A dose of inspiration from our nation’s only four-star female general, Jacqueline Van Ovost, kicked it all off. She jumped of a bus, elbow-pumped the students and spoke to them about the opportunities offered to them by the Air Force.

“You can’t be what you can’t see, and this is the possibility,” she told the group.

Gen. Van Ovost led the way for female pilots to be able to fly fighter jets and helped create special uniforms for women. She climbed the ranks for 30 years, logging 4,000 hours of flight time in 30 different aircraft.

The generals’ words resonated with the five minority students aboard the KC-135.

“It shows that just because we’re minorities, we’re females, it doesn’t matter. We’re still capable of doing anything any man can do,” Cristo Rey senior Clairline Decimus said.

That’s the target message of the mentorship program. The training mission is also crucial for the teacher who organized this experience.

“If they’re not aware of the specific industries in which they can go into, it’s a loss,” Cristo Rey Director of Work Study Takiyah Dickson said.

After a briefing and an emergency evacuation rundown, everyone in the group boarded the aircraft at 1000 hours – or 10 a.m. After getting strapped in, we went up for a 300 mph flight from MacDill to Tennessee.

The students explored the cockpit during the flight, asking the pilots questions about their experience in the Air Force and what it takes to fly a refueling tanker.

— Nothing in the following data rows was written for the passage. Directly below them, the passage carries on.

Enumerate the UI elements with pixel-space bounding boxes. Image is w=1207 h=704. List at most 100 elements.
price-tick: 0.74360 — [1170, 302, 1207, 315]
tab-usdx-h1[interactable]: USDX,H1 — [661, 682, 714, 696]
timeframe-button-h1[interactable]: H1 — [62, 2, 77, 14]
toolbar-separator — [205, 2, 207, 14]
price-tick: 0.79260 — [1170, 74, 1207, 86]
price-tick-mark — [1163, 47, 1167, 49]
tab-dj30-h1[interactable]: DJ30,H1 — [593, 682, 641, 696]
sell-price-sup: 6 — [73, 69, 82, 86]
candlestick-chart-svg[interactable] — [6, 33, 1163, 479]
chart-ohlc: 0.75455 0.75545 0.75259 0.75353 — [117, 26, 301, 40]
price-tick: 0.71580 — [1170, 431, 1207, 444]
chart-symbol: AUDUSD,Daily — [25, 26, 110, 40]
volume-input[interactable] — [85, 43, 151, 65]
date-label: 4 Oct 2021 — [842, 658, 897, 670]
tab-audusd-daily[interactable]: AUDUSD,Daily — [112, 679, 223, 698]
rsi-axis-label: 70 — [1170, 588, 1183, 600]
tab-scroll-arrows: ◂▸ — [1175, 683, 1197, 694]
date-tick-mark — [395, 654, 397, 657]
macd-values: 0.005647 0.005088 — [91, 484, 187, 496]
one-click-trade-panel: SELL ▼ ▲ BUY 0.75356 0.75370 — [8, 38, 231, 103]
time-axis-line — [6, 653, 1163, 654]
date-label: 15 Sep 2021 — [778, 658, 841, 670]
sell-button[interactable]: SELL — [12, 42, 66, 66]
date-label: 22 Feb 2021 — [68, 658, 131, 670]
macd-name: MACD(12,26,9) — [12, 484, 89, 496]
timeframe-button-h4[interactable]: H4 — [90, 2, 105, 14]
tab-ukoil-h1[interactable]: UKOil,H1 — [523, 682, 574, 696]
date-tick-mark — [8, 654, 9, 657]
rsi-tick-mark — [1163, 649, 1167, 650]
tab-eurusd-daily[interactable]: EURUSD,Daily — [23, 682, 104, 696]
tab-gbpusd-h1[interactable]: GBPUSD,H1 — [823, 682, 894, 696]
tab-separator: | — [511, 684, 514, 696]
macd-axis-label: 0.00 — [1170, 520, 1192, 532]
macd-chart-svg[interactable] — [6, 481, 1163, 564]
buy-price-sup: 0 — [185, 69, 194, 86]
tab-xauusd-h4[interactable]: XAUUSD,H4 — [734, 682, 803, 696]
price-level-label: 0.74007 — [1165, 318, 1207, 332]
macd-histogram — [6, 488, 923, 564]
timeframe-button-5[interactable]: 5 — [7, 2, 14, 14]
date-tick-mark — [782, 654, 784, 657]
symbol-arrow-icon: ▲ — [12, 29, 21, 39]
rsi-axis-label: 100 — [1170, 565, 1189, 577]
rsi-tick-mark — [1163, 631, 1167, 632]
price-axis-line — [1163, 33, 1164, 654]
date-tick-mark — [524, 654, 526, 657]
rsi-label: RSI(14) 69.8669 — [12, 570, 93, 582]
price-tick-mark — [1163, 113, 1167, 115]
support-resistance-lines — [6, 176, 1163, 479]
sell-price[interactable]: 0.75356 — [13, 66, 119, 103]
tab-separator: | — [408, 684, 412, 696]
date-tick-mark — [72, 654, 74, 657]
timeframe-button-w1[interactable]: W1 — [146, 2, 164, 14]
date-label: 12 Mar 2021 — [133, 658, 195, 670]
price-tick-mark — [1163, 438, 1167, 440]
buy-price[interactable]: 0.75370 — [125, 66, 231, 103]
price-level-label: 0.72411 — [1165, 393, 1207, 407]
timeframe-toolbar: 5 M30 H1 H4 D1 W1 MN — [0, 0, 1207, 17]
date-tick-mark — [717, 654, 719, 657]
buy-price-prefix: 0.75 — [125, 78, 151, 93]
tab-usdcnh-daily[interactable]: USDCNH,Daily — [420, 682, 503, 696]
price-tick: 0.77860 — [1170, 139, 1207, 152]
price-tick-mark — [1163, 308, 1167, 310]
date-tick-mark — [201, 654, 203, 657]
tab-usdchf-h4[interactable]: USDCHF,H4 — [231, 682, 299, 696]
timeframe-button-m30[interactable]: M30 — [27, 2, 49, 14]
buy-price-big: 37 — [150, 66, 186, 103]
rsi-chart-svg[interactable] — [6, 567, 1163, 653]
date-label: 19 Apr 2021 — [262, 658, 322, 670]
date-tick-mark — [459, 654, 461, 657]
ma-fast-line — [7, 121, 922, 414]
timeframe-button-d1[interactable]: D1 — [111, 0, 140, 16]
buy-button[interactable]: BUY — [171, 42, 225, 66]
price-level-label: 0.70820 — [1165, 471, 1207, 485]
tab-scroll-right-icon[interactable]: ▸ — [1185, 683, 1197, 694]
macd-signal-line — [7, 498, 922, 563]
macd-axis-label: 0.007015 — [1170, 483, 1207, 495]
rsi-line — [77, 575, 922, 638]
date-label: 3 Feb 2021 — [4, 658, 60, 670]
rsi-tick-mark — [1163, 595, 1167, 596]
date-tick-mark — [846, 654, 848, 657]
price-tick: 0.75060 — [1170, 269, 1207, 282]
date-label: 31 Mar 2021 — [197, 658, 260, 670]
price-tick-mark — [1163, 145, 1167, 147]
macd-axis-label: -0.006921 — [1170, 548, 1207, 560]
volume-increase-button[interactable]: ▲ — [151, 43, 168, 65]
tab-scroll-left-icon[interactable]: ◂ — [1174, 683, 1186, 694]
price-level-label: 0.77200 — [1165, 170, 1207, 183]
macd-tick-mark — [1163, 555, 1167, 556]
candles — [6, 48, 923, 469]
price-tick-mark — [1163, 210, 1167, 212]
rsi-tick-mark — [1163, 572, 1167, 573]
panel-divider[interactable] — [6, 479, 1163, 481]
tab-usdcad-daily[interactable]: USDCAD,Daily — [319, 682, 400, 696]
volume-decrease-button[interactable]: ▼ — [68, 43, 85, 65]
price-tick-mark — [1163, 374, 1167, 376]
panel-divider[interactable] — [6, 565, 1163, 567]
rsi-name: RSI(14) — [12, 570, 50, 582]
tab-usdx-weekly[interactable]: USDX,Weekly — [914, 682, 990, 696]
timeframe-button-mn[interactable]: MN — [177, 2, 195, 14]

Then was the part the aspiring medical students had been waiting to experience: the group climbed into the boom pit to refuel a C-17 out of Charleston, South Carolina. It was a training mission that required an incredible bout of skill and precision. The pilot must be within 30 feet from the C-17 and the boom pilot has to maneuver the pump above the plane and both connect and disconnect to it in two-minute intervals to refuel the plane in midflight.

The process takes about 20 to 30 minutes. The day of the mission it was just one plane, but the pilots sometimes refuel several in a day.

It was an incredible first-time-ever flight experience for some.

“I’m not nervous but I’m nervous. I’m nervous but I’m not nervous,” sophomore Alaila Cortez said while in the boom pit.

After the 20-minute refuel and a two-hour-long flight home, we were back on base with some future pilots.

“I just thought in my mind: I’m going to do this one day,” sophomore José Mancia said.

It was a flight that proved the sky is limitless.